Por último, é importante dizer que, ainda que o recorte necessário desse artigo nos faça centrar nossa leitura nas obras mais recentes de Tamara Kamenszain, isso não quer dizer que as relações entre a dimensão do ensaio e da poesia são recentes nela. Apenas para comentar brevemente uma delas, falemos de El libro de los divanes, publicado em 2014. Nele, em primeiro lugar, flagramos certos momentos particulares de proposições ensaísticas muito claras, como quando se incorpora a um poema os versos “¿Cuándo acabará la novela de mi vida / para que empiece su realidad? / ¿Por qué no acabo de despertar de mi sueño?” (Kamenszain, 2014, p. 32), do poeta cubano José Maria de Heredia, e ensaia a possibilidade de que esses versos sugiram que “el poeta prerromántico salta a ser un post” (Kamenszain, 2014, p. 32). Ao mesmo tempo em que lemos uma proposição sobre uma obra canônica como a de Heredia - a de que podemos lê-lo também sob chaves pós-românticas -, em uma outra via, agora mais geral, El libro de los divanes ensaia as relações entre a psicanálise e a poesia. Em outras palavras, podemos ler esse livro inteiro como uma tentativa de responder à questão “¿Escribir y asociar libremente / tienen algo que ver?” (Kamenszain, 2014, p. 43).
Seria possível deter-nos em outros momentos de sua obra poética a fim de buscar esses momentos mais ensaísticos, entendendo que esse processo vem se acentuando com o passar dos anos. Entretanto, passemos agora a tratar do outro sentido desse movimento: aqueles momentos em que, de dentro do ensaio, podemos perceber a poesia nos espreitando.
O ensaio na poesia
“talvez seja essa a pergunta ao ler certos livros:
o que faz um poema ser um poema?”
Marília Garcia
Libros chiquitos (2020a) é um livro que se coloca entre os registros autobiográfico e ensaístico para tratar, em primeira pessoa, das leituras que participaram do processo formativo de Tamara Kamenszain.
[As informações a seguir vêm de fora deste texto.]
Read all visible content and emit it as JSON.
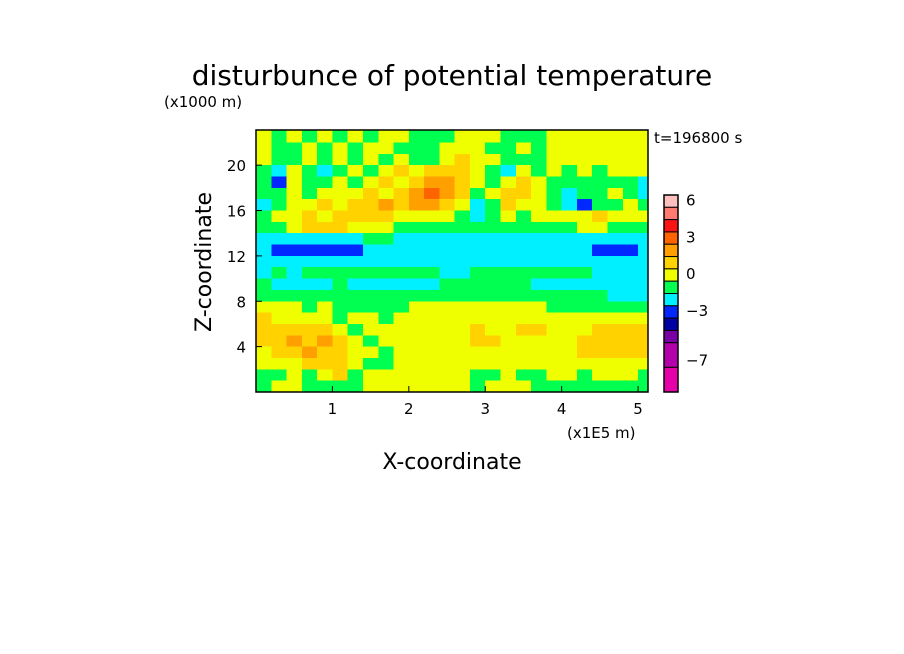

Esse conjunto termina por formar uma obra a ser lida em chave íntima e que, ao mesmo tempo, não deixa de lado o tom ensaístico. No entanto, ao longo de sua prosa, vamos percebendo alguns trechos que se repetem, funcionando como estribilhos. São momentos em que aquilo que vem sendo contado ou analisado se suspende. Esses trechos - ou seriam, talvez, versos? - vão aparecendo em momentos estratégicos do texto e lhe dão um ritmo de leitura poético.
Um deles, o verso “Por mi parte”, já em sua primeira aparição, opera uma mudança de foco da escrita, como podemos observar a seguir:
Él [Néstor Sánchez] también nos impulsaba a hacer traducciones caseras a pesar de nuestra común condición de monolingües. Quizás fue justamente él quien impulsó a Vicky Rabin, por entonces su mujer, a traducir el poema de Aragón. Por mi parte, al llegar a casa de mis padres a altas horas de la noche, me encerraba en mi cuarto e intentaba traducir, o mejor adivinar, partes de Kaddish desde mi inglés inexistente. (Kamenszain, 2020a, p.16, grifos meu).
Depois de comentar de forma breve a relação entre Néstor Sánchez e Vicky Rabin, a voz que está tecendo esse relato encontra um caminho para voltar a falar sobre si mesma. É essa guinada de volta ao relato da experiência pessoal que o “por mi parte” opera quando aparece em Libros chiquitos, neste e em muitos outros momentos. No caso a seguir, por exemplo, Tamara está relatando seu encontro com Enrique Lihn, que aconteceu em Nova York e deu início à amizade entre os dois. Nesse trecho, o “por mi parte” provoca novamente um movimento parecido com o que vimos acontecer no trecho acima:
Me lo crucé en una reunión con latinoamericanos en la Universidad de Nueva York y le pedí hacerle una entrevista para La Opinión. A pesar de la diferencia de edad y del prestigio que para ese entonces él ya tenía - por mi parte yo contaba con un solo ignoto librito publicado -, fue el comienzo de una amistad entrañable que duró hasta su muerte. (Kamenszain, 2020a, p. 56, grifos meu).
Lançar mão desse refrão, já conhecido pelo leitor a essa altura, é a forma que a ensaísta-narradora encontra de recolocar-se no centro da escrita e em relação com esses nomes que vinham sendo comentados - assim como, anteriormente, o faz com relação a Vicky Rabin. Mas a presença desse trecho é também uma espécie de “alarme auditivo”, para usar o termo que a própria Tamara usa para definir o refrão de Héctor Viel Temperley em Crawl (1982):
Cuando el estribillo “Vengo de comulgar y estoy en éxtasis”, que se repite ocho obstinadas veces a lo largo del libro, ya se había transformado para mí en una alarma auditiva que me hacía segregar adrenalina literaria, le pedí a Bizzio que me facilitara fotocopias de esos otros libros de Viel (…). (Kamenszain, 2020a, p. 12).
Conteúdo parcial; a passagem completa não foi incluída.